Question

Khadija and associates produces two products X and Y. Each unit of product X requires two kg of raw material and four labour hours for processing whereas each unit of product Y requires 3kg of raw materials and 3 labour hours, of the same type. Every week, the firm has an availability of 72 kg of raw materials and 108 labour hours. One unit of product sold yields sh. 50 and one unit of product gives sh 40 as profit. Formulate this promblem as linear programming promblem to determine as how many units of each products should be produced per week so that the firm can earn maximum profit.

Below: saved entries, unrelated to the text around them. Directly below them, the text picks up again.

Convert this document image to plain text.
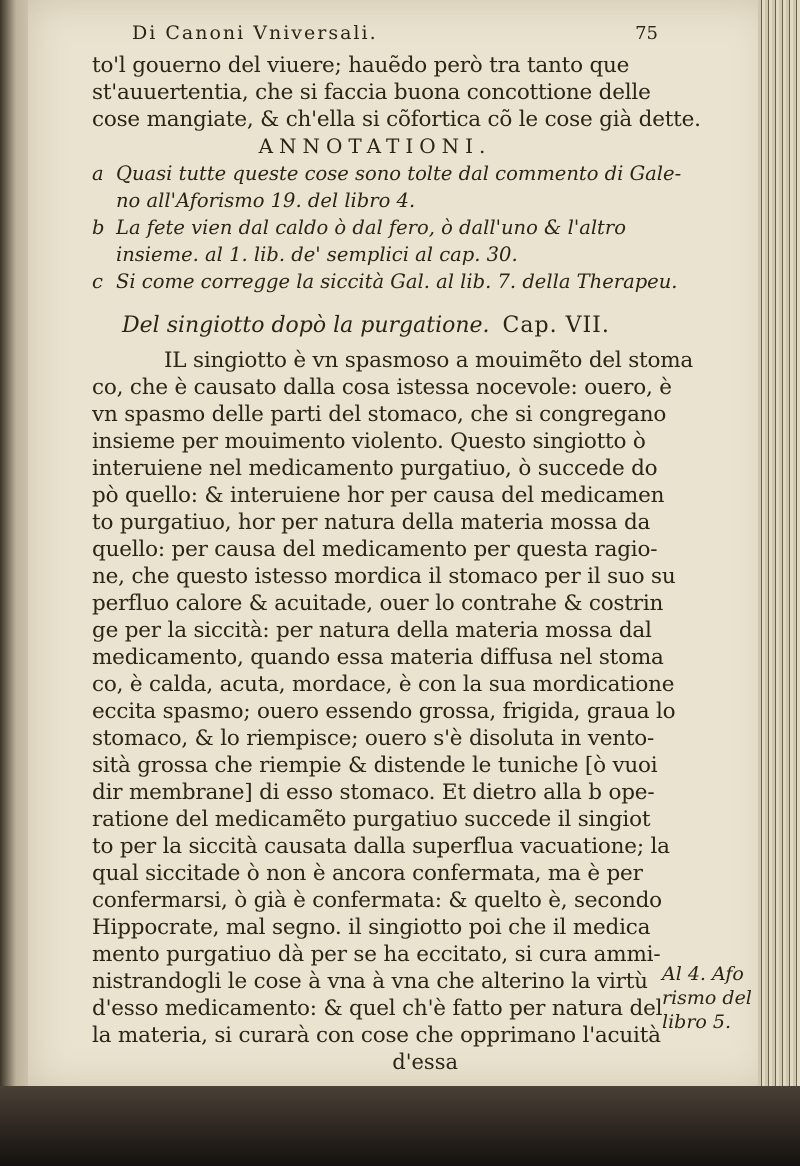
Di Canoni Vniversali.	75
to'l gouerno del viuere; hauẽdo però tra tanto que
st'auuertentia, che si faccia buona concottione delle
cose mangiate, & ch'ella si cõfortica cõ le cose già dette.
ANNOTATIONI.
a Quasi tutte queste cose sono tolte dal commento di Gale-
no all'Aforismo 19. del libro 4.
b La fete vien dal caldo ò dal fero, ò dall'uno & l'altro
insieme. al 1. lib. de' semplici al cap. 30.
c Si come corregge la siccità Gal. al lib. 7. della Therapeu.
Del singiotto dopò la purgatione. Cap. VII.
IL singiotto è vn spasmoso a mouimẽto del stoma
co, che è causato dalla cosa istessa nocevole: ouero, è
vn spasmo delle parti del stomaco, che si congregano
insieme per mouimento violento. Questo singiotto ò
interuiene nel medicamento purgatiuo, ò succede do
pò quello: & interuiene hor per causa del medicamen
to purgatiuo, hor per natura della materia mossa da
quello: per causa del medicamento per questa ragio-
ne, che questo istesso mordica il stomaco per il suo su
perfluo calore & acuitade, ouer lo contrahe & costrin
ge per la siccità: per natura della materia mossa dal
medicamento, quando essa materia diffusa nel stoma
co, è calda, acuta, mordace, è con la sua mordicatione
eccita spasmo; ouero essendo grossa, frigida, graua lo
stomaco, & lo riempisce; ouero s'è disoluta in vento-
sità grossa che riempie & distende le tuniche [ò vuoi
dir membrane] di esso stomaco. Et dietro alla b ope-
ratione del medicamẽto purgatiuo succede il singiot
to per la siccità causata dalla superflua vacuatione; la
qual siccitade ò non è ancora confermata, ma è per
confermarsi, ò già è confermata: & quelto è, secondo
Hippocrate, mal segno. il singiotto poi che il medica
mento purgatiuo dà per se ha eccitato, si cura ammi-
nistrandogli le cose à vna à vna che alterino la virtù
d'esso medicamento: & quel ch'è fatto per natura del
la materia, si curarà con cose che opprimano l'acuità
d'essa
Al 4. Afo
rismo del
libro 5.
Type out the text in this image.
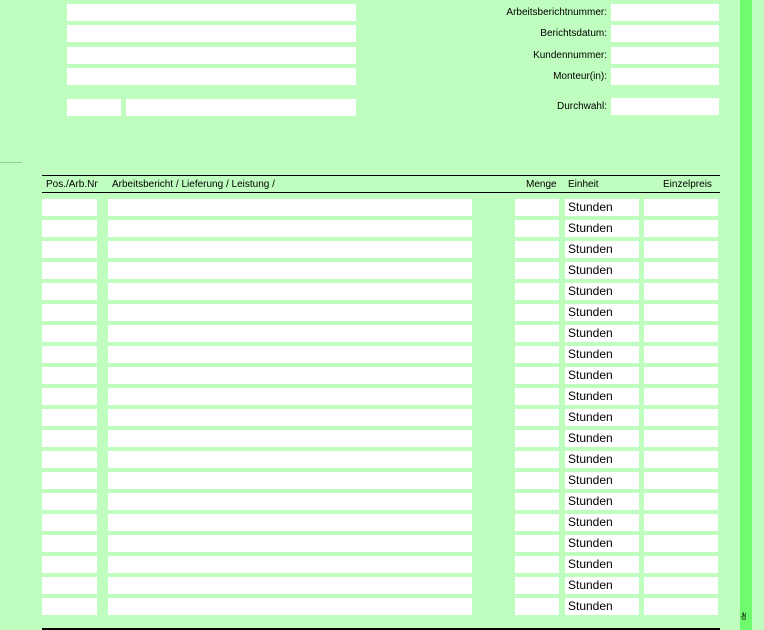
Arbeitsberichtnummer:
Berichtsdatum:
Kundennummer:
Monteur(in):
Durchwahl:
Pos./Arb.Nr Arbeitsbericht / Lieferung / Leistung /	Menge Einheit	Einzelpreis
Stunden
Stunden
Stunden
Stunden
Stunden
Stunden
Stunden
Stunden
Stunden
Stunden
Stunden
Stunden
Stunden
Stunden
Stunden
Stunden
Stunden
Stunden
Stunden
Stunden
de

Assume that there is no marketing constraint so that all that is produced can be sold​

Answer 1

Explanation:

x = number of units of product X to be produced per week

y = number of units of product Y to be produced per week

The objective is to maximize the profit, which is given by:

Profit = 50x + 40y

The constraints are:

Raw material constraint: 2x + 3y ≤ 72

Labour constraint: 4x + 3y ≤ 108

Non-negativity constraint: x, y ≥ 0

Therefore, the linear programming problem can be formulated as

Profit = 50x + 40y

2x + 3y ≤ 72

4x + 3y ≤ 108

x, y ≥ 0

This problem can be solved using a graphical method or any standard optimization software. The solution will provide the optimal number of units of product X and Y that should be produced per week to maximize the profit.